Zotero PDF reader / annotator

I'd like to share a vision. This is not really a feature request.

In my ideal world, the new stand-alone version of Zotero would include a PDF / Document reader that would allow you to open a document, read it, highlight it, and make annotations. It would be possible to tag your annotations and/or tag selected portions of text from within the document reader (ideally using a hierarchical tagging structure).

Finally, in the Zotero UI, it would be possible to do advanced searches of your library and of your tagged text and annotations, enabling you, for instance, to look for all instances of the term "shipwreck" in portions of text tagged with "whales:aggressors" and in all documents tagged with "seafaring narratives"... If your advanced search came up with 40 examples that met your criteria, there would be a preview pane where you could scroll through a list of previews of the selections of text in a list view. You could then click on that text and a new tab would open in which the selected document was open to the appropriate selection, allowing you to make further notes, or to link the text to some sort of external memo....

The idea here is a mashup of Zotero with qualitative data analysis software (like QSR NVIVO or ATLAS.TI) and with a PDF annotation program like Qiqqa.

Uhm, I know that the zotero development team doesn't have this kind of thing on the calendar. So far, Qiqqa itself doesn't seem up to the task, GUI-wise and reference management wise. I'd really like some solution that would enable sharing of tags and databases back and forth with Zotero -- so far all solutions out there that claim to "work with your zotero database" are actually one-way imports from Zotero. But Zotero really rules the roost in terms of being cross-platform, being open source, being able to search for and suck in new references accurately, and being able to capably handle inserting references into documents in the word-processor in an intelligent, modifiable way. No other program can do that stuff as well.

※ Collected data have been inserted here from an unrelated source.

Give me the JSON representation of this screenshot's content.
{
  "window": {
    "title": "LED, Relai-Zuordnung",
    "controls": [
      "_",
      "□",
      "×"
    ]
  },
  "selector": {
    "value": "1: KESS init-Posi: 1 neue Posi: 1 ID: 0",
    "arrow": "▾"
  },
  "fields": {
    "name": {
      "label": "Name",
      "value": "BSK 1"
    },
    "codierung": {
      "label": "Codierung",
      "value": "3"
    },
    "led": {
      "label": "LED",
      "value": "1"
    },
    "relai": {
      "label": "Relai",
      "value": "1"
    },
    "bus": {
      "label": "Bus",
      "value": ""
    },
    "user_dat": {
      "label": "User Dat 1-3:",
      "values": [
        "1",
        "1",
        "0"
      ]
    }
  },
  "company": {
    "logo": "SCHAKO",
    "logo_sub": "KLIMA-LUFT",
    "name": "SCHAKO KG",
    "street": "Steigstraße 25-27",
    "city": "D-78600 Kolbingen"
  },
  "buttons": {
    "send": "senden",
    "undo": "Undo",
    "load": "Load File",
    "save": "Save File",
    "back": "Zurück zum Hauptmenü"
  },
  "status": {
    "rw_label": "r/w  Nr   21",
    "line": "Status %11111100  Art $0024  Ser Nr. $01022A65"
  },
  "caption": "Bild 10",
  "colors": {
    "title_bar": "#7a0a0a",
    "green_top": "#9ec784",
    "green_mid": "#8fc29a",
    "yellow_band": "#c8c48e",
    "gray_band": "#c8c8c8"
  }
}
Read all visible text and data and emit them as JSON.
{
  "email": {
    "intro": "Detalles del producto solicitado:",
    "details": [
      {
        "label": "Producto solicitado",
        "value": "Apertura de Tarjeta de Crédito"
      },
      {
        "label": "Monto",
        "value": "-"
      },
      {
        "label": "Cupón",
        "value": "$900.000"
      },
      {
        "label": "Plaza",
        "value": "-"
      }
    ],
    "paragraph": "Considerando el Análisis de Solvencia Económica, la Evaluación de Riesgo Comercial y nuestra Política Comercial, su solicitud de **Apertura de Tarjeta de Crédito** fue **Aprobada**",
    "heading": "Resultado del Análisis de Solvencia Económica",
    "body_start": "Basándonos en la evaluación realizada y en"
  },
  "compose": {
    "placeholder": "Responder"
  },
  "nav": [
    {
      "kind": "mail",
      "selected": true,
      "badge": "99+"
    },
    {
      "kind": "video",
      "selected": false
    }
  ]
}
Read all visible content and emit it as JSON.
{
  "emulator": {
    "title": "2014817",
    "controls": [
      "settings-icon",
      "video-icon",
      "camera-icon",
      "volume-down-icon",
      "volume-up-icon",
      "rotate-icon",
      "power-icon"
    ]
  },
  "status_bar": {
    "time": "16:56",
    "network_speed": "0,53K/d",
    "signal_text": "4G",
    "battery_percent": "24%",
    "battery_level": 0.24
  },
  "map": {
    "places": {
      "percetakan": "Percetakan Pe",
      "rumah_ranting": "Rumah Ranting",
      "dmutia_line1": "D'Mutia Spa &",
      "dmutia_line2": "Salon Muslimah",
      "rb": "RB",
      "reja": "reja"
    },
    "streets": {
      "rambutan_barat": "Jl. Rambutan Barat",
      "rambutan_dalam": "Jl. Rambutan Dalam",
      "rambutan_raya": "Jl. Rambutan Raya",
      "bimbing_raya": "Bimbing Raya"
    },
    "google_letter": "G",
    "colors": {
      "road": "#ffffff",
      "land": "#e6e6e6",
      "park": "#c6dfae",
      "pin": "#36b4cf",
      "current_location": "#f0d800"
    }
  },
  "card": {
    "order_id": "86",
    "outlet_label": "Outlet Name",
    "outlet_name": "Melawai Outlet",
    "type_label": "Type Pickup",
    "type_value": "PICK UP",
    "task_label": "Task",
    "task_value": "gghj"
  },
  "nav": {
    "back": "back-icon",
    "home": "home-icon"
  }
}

Alright, I've said it. Every now and then I feel the need to write this up in the hope that it will influence more capable people out there to work on it...

Thanks for reading.
  • We have some plans for PDF annotation, but they will probably come relatively slowly. We essentially need a PDF browser plug-in with annotation support. We have some plans to add this to firefox-mac-pdf on OS X, but AFAIK there aren't any good open source PDF plug-ins for Windows or Linux, so we'd need to write these. Furthermore, the main open-source PDF library, Poppler, has limited support for PDF annotation. While getting this to work on OS X will require some minor tweaks to existing software, cross-platform support will be a much larger undertaking.
  • Thanks, that's interesting. Good to know.
  • Simon: keep an eye out for this one:
    http://www.libertexto.org/
    I've seen an early alpha and it looked promising
  • adamsmith, thanks. I hadn't seen that. It looks like there's some code for the PDF plug-in component already available.
  • That sounds very interesting! Especially considering that I am a mac user... :)
    Please also consider some way to add a summary of the annotations to the Zotero item as a note, if that is possible...
  • Having notes and annotation work like they do in sente would be brilliant.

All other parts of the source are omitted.